Son günlerde sıkça, ‘’hiçbir şey eskisi gibi olmayacak’’ sloganı atılıyor.
Oysa, hiçbir zaman, hiçbir şey eskisi gibi olmadı.
Her şey her an değişiyor, değişimin hızı, beklediğimizden fazla olunca, düşüncemizde kırılma yaşıyoruz ve yanlış bir slogana sarılıyoruz.
Varlık sürdürme, bunun için üretim, bu üretime uygun değişim, kaçınılmaz, yaşadığımız bu süreçte, emeğin yönlendirici etkisi kendini gösteremiyor.
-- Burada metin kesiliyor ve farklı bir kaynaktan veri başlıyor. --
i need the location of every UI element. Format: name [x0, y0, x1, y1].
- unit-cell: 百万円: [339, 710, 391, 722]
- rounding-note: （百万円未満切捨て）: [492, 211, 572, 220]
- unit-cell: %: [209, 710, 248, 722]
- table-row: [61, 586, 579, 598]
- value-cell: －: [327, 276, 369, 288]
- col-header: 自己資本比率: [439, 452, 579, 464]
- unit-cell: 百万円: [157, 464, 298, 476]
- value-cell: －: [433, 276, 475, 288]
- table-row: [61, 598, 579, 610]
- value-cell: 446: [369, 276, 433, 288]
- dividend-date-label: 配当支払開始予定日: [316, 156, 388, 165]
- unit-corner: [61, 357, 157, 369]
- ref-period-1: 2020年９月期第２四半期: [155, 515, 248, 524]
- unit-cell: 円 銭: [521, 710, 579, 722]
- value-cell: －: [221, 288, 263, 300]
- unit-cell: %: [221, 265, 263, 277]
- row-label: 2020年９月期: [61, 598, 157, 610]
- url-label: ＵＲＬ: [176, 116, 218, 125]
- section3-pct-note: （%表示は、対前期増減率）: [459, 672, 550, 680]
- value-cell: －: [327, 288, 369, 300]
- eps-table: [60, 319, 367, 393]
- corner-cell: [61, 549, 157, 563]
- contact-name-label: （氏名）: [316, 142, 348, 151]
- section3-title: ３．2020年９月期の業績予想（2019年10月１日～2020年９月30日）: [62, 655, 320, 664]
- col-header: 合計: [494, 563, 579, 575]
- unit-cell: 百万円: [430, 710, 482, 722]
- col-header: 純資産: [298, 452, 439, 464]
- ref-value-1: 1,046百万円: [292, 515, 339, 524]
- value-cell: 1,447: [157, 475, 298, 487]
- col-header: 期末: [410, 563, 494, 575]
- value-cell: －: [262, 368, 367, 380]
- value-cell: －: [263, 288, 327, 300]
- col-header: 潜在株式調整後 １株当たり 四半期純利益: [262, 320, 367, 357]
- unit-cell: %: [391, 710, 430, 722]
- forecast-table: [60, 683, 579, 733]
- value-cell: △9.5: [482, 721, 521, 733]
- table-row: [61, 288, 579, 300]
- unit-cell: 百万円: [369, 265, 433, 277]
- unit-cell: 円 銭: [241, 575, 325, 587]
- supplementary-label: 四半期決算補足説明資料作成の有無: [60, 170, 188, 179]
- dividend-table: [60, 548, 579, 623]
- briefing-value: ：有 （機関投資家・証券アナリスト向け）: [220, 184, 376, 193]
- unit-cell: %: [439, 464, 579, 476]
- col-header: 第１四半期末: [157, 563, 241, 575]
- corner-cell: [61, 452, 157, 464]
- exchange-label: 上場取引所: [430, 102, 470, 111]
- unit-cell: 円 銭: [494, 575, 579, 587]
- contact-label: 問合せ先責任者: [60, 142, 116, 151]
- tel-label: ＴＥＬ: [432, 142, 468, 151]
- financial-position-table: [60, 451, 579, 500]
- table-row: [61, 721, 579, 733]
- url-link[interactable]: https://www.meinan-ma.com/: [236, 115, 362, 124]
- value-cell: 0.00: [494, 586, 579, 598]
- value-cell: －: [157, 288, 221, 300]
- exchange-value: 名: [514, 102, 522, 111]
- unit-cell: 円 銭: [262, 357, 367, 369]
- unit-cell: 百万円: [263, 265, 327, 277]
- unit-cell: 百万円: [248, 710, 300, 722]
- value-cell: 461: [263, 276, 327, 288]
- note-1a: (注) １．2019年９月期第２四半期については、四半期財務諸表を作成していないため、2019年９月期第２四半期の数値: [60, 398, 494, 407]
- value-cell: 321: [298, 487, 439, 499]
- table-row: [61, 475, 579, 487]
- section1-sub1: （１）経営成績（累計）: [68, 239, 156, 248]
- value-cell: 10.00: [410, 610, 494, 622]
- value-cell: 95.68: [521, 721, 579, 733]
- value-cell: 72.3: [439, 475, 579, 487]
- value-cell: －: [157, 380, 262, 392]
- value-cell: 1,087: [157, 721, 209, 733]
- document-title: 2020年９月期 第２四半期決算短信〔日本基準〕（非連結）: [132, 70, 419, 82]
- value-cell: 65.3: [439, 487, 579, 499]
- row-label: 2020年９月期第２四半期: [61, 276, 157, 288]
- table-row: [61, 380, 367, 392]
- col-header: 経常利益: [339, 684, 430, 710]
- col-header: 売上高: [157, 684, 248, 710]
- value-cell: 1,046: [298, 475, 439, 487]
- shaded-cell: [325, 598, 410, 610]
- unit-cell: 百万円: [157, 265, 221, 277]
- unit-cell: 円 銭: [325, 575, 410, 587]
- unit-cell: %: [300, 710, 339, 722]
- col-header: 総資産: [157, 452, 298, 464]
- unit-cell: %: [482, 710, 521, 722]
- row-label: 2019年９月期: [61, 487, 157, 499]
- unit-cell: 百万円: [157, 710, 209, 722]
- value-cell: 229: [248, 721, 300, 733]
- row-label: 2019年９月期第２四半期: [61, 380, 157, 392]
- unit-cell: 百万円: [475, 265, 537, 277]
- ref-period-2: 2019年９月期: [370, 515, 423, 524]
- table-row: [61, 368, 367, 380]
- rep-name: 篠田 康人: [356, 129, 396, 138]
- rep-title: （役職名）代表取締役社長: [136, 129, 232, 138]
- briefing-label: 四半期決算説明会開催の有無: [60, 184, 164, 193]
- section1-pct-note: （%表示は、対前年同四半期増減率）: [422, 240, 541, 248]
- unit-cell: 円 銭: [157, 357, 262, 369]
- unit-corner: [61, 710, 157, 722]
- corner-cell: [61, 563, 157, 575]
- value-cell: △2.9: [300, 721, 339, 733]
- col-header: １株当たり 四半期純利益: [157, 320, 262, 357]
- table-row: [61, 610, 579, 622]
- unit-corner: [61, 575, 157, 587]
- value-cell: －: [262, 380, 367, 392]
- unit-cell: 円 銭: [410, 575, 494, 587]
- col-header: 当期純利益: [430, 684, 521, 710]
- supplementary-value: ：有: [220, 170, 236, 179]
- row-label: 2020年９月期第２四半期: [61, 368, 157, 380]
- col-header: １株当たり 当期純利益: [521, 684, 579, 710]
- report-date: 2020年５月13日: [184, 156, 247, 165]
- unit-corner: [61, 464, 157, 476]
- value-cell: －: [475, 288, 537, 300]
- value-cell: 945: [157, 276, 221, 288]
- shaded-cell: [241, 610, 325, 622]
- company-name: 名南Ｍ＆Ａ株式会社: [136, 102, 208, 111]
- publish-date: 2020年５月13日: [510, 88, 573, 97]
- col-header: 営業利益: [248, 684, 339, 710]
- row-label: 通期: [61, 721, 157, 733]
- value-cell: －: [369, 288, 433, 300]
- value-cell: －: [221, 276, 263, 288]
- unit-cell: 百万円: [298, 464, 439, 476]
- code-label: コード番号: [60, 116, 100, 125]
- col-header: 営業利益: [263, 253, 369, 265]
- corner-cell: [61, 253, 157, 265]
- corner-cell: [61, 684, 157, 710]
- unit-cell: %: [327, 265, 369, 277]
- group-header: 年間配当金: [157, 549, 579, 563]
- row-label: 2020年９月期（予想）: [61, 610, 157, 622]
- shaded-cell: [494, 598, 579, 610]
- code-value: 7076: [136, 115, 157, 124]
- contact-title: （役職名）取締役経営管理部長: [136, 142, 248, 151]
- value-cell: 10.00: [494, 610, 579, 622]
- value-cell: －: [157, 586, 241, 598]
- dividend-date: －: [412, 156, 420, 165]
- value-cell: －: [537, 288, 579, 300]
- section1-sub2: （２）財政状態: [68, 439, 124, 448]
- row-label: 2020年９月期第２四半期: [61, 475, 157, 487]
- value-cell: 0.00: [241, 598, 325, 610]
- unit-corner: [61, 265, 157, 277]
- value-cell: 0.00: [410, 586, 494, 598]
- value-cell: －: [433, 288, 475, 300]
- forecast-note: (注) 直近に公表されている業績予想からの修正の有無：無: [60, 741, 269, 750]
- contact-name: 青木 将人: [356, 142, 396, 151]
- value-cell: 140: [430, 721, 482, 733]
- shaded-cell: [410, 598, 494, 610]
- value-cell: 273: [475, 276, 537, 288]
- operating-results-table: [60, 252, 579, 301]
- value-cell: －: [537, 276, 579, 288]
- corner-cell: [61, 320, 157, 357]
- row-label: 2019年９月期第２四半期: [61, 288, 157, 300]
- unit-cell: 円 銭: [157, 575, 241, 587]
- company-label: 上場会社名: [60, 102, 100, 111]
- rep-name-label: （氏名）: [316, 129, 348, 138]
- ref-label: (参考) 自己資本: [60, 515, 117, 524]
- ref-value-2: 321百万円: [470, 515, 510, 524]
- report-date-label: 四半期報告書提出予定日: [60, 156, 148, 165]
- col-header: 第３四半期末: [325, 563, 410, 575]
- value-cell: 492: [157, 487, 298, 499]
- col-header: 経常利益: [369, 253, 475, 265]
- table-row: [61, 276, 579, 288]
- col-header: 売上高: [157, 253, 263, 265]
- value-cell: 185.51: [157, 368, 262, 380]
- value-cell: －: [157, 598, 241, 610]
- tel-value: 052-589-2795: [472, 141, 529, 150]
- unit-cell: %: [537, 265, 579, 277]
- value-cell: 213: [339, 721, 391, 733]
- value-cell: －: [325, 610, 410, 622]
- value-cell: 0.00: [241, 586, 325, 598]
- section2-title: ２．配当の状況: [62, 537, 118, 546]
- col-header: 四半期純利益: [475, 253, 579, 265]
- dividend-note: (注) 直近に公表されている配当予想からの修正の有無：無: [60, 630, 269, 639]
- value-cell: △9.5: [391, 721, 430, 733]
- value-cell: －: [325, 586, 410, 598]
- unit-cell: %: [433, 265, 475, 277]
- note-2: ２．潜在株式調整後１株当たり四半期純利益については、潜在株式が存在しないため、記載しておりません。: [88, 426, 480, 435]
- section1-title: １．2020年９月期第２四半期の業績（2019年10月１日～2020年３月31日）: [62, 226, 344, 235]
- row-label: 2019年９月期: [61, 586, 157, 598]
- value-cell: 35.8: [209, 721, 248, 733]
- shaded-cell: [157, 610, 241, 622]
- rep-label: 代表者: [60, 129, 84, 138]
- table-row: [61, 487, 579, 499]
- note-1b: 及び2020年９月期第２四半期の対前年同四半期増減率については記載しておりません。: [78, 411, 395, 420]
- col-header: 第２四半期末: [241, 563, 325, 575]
Değişim ve bölüşüm aşamalarındaki emek, henüz örgütlenemediği için dünyadaki değişim, sağlıklı olamıyor.
Ama Marx’ın dediğini görüp hissediyoruz,
‘’Gelişmelerin belirli bir aşamasında, toplumun maddi üretici güçleri, o zamana kadar içinde hareket ettikleri mevcut üretim ilişkileriyle ya da bunların hukuki ifadesinden başka bir şey olmayan mülkiyet ilişkileriyle çelişkiye düşerler. Bu ilişkiler, üretici güçlerin gelişmesinin sonucu olan şekiller olmaktan çıkıp, bu gelişmenin önünde engel olma niteliğine bürünürler. O zaman toplumsal devrim çağı başlar.’’
El yordamı ile maddi değişimin gerçeği bizi önce çevremizi korumaya yöneltiyor. Kapitalist emperyalist anlayış en azgın döneminden daha acımasız bir aşamada, yalnızca emeğimizi sömürmüyor, savaş çığırtkanlığı yapıyor, bunlardan daha kötüsü, içtiğimiz suyu, soluduğumuz havayı sömürüyor. Şimdi her zamankinden daha fazla tüm dünyanın emekçileri birleşme ihtiyacında. Şimdi her zamankinden daha fazla uluslar arası emek birleşmek ihtiyacında. Bu yalnız ekonomik değil aynı zamanda ahlaki, insanca bir karşı çıkışın değişimi olacak. Bu kaçınılmaz devrim, yeni emeğin doğacı devriminin ayak sesleri ile herkesi şaşırtıyor.
Şaşıran kapitalizmin, savaş consiglieresi Biden, şaşırıp soykırım diyor. Birileri uyarıcı bildiri yayımlayan amiralleri gözaltına alıyor. Değişimin ortaya çıkardığı kaosla, bir bakan, 6 liraya ürettiği malı 36 liraya kendine satarak, şaşırmışlığın ne boyutta olduğunu bizlere gösteriyor.
Kapitalizm, her zamankinden daha fazla savaşa mecbur olduğu bir dönemin çaresizliğinde. Savaşlara karşı çıkmalıyız. Savaş emperyalist kan emicilerinin isteğidir. Antiemperyalist olmak savaşa karşı olmaktır.
Bu saldırıya karşı, yeni emek cogniteryanın öncülüğünde, tüm dünyada doğacı, sömürüsüz barışçı dünya isteği yükseliyor.
Ülkemizde beklenen değişim, doğayı tahrip edenleri, doğanın en narin doğurganı kadına şiddeti ve tomurcukları çocuğa tacizi, akıl ve bilim dışı bir anlayışla, yaşam tarzına müdahaleyi ortadan kaldıracak olan değişimdir.
Bu değişim başlamıştır.
Her şey değişiyor, hiçbir şey eskisi gibi olmamıştı, olmayacak.
Eski ezberleri bırakıp şimdi ön alma zamanı.